This past week we have had Jen as our guest instructor. She has been further introducing me to the world of social media and its role in Education. Previous to this week, I thought I knew a thing or two about social media. As a grad student, my main research area was the effect of social media usage on our real world relationships. At the time it was even newer than it is now, and many around me considered it to be a fad. Now, anyone is able to see that a social approach to the web is here to stay and is a gold mine in terms of new research.

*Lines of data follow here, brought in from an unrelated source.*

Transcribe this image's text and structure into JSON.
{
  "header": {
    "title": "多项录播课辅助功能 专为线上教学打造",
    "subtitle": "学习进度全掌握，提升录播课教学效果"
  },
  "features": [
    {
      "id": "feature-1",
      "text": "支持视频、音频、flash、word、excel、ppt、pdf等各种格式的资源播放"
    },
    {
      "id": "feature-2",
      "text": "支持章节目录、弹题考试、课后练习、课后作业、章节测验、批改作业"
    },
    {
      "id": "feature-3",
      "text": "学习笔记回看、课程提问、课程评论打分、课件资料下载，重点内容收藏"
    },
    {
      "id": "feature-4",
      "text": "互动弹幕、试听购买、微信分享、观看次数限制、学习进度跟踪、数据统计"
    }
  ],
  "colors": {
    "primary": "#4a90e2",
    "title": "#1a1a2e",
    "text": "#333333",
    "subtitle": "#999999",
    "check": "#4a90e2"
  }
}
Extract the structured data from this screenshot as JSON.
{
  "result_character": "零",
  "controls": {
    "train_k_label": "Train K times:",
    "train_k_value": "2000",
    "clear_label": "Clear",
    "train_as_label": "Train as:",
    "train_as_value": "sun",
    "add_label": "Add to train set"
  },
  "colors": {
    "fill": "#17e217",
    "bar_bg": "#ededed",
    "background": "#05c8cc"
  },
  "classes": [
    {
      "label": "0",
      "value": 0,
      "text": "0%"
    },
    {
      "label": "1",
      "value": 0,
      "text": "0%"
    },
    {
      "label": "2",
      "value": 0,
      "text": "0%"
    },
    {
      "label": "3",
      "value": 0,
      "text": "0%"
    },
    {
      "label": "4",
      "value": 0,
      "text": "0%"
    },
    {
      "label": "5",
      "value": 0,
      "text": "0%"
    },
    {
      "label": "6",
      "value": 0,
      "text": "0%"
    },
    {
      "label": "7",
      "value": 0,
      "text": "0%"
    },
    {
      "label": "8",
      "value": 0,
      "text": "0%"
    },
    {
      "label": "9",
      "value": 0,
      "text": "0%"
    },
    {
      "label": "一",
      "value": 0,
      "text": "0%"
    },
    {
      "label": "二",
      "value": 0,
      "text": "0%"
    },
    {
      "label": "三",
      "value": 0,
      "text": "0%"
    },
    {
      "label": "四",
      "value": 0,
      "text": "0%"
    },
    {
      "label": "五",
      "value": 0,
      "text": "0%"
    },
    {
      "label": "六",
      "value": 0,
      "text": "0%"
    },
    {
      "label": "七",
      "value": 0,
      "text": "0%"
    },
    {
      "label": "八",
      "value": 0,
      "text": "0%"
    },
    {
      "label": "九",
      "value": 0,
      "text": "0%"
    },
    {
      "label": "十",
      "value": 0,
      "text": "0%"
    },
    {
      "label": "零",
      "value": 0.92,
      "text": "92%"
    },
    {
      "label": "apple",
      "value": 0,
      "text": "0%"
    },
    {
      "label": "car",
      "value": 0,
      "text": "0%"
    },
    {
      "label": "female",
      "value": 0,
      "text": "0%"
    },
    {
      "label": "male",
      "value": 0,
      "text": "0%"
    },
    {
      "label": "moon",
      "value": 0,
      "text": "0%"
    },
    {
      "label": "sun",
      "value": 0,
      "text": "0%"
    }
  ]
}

While my previous work had really looked at social networking and the effect it had on relationship — the world that I have been introduced to in the past few weeks has tried to show me that these same web tools can be used to promote autonomous learning. At the NW Elearn conference that I attended a few weeks ago, I was introduced to this idea of a Personal Learning Environment (PLE), while the term seemed really abstract the first time I heard about it, I now recognize that the PLE is the way in which we gain knowledge on a daily basis. Through explorations and conversations, I have realized that I have been using social media tools to expand my PLE all along, I just didn’t know it.
I have been a social networking user since 2004. From Friendster to MySpace to LDS Linkup to Facebook. Increasingly these sites have moved away from vanity projects to more of an Personal Learning Environment. On Facebook, the information ranges from the mundane to the sublime. Some days I will post a funny comment (or what I perceive to be funny), other days I will post an interesting article that I read online, and still other days I will post videos like this:
Each of these acts share little acts of learning that I am doing, ways that I am interacting with information on the Internet. The problem however, has been that I have not been realizing this act of learning for most of the time that I have been using these sites. My learning was passive, and as a result, I think I have missed many learning opportunities along the way.
The social tools that we have talked about this week are ways that we can consciously expand our PLEs. It is not enough just to be content learning pop culture tid bits from those that are already our face-to-face friends, but instead we need to use these tools to reach out to others that have similar interests.
In pursuit of this, I have been using Twitter more. Jen was helpful in connecting with individuals who have similar ideas to me, individuals that can increase my personal learning environment. I really feel that turning onto twitter has lit a fire within me. I have been tweeting more — no longer in a vain attempt to make others laugh, but rather as an opportunity to connect with others, to share my ideas and items that I discover in my PLE.
The downside of this however has been that I feel like I am on information overload. There are so many tools, and so many ways to access and organize this information, that it is difficult for me to know where to begin. I have definitely been turned on by the Edupunk movement and would love to get involved — but it feels as if that world is moving so fast already and I will always be struggling to keep up. Plus, I want to keep a balanced life, spending the time I want with my own family, as well as being engaged in work and other leisure activities. Right now it feels like I am drinking from a firehose. Any tips for turning it into a straw? How do you keep your PLE at a manageable size?